During that flight, the most memorable moment of the whole trip: looking down at the snows of Kilimanjaro, that great, legendary mountain near the Equator, nearly 6 km tall, it's year-around snows the subject of countless stories, and now amazement at how quickly those glaciers are disappearing. Although surrounded by clouds, the peak was starkly visible below, a marvelous treat.

We then soon descended to the sunny, muggy, tropical heat of Dar es Salaam, and the expected hurdles of buying a visa and of customs, a process that moved surprisingly quickly—the clerk handing me my passport with a brand new visa and the cheerful, smiling greeting, “Here you are, Babu,” that were a splendid welcome to Africa. Babu is my Tanzanian nickname (it's meaning simply “Grandfather,” which here is a welcome honorific, not a put-down). Next came the search for baggage and our huge relief at seeing all four of our heavily-packed bags, three of them near the 50-pound limit (in fact, the one large trunk that was on my ticket amazed us when the Delta scale read exactly 50, the limit before added charges) and the equal surprise when we were waved through customs with no check. By the way, lest you think we travel with huge amounts of clothing, those heavy bags are loaded with gifts, computers, computer parts, and more that's destined for our friends in Dodoma.

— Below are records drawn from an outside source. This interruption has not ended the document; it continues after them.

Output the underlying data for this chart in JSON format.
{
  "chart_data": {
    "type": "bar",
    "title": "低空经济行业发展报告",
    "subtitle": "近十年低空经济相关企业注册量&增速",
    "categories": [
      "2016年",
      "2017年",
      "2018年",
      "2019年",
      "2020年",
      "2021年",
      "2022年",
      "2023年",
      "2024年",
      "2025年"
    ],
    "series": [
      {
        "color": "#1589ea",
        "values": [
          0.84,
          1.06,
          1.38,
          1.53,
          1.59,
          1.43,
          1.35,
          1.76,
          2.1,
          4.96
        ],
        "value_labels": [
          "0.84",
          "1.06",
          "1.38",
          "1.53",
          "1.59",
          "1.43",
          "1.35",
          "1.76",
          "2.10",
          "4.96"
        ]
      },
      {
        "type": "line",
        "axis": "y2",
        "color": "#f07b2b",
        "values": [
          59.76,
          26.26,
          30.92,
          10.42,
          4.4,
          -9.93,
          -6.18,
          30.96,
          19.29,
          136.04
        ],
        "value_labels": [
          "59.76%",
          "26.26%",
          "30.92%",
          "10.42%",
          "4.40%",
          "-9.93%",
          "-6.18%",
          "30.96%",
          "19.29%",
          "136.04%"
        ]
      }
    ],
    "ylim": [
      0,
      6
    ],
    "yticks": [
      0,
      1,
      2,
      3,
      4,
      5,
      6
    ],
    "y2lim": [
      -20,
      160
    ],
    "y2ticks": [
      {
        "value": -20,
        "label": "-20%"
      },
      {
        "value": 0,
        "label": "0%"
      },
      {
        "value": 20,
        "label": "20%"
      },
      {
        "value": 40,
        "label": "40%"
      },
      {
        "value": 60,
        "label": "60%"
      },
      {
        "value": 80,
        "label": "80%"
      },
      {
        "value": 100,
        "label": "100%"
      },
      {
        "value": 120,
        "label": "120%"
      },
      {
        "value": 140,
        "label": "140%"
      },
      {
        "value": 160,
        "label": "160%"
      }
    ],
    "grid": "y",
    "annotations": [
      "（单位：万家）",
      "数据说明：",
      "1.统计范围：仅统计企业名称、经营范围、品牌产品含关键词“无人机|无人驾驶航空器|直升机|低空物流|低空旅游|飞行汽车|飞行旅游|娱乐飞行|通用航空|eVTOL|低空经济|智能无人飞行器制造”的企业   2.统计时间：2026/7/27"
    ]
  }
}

Then, out the main door and seeing our friends, Edwin and Kangoye, waiting for us, Dave's first steps on African soil, my sense of returning home, an overwhelming moment. My special friend, Kangoye, whom Annette and I met in Dodoma in 2009, now a college student in Dar studying plant and soil chemistry, greeted us joyfully, as did Edwin, Lahash's East Africa staff leader whom we were meeting for the first time. We were soon loaded into a taxi for a trip into the city, taking us again into the churning life and movement of a great African city, the streets crowded with vehicles, countless daladalas, the medium-sized buses that are the transit lifeline for throngs of people, the little bajaji tricycle taxis that flit about, moving one or twos persons or stuffed with cargo, weaving among an endless stream, often at a stand-still, of trucks and cars along streets where thousands of pedestrians are all about us, often dashing across the street, a scene anyone who has spent time in a teeming African city can describe graphically with dumbfounded amazement that what appears to be chaos goes on without major loss of life and vehicles.

We arrived finally at a bed-and-breakfast where we will eat and sleep until leaving tomorrow morning to catch our Dodoma-bound bus and the seven-hour trip that awaits us, into the interior of Tanzania. After settling in here, we had an unscheduled afternoon which we used mostly for visiting Kangoye's college, the Dar es Salaam Institute of Technology, in a large complex of buildings near Dar's city center. Kangoye showed us about eagerly, guiding us to laboratories of various sorts, lecture rooms, and finally the dormitory where he lives in a tiny room with three other students. He introduced us to Elias, one of his roommates, and several other friends of his, who greeted us with much laughter and hand-shaking and a certain puzzlement about the presence of two Americans on campus. Our suggestion that we were the prime minister and minister of education from America brought on much laughter and yells, and again there was that amazing feeling that although we were total outsiders on the scene, we were welcomed, our presence truly enjoyed.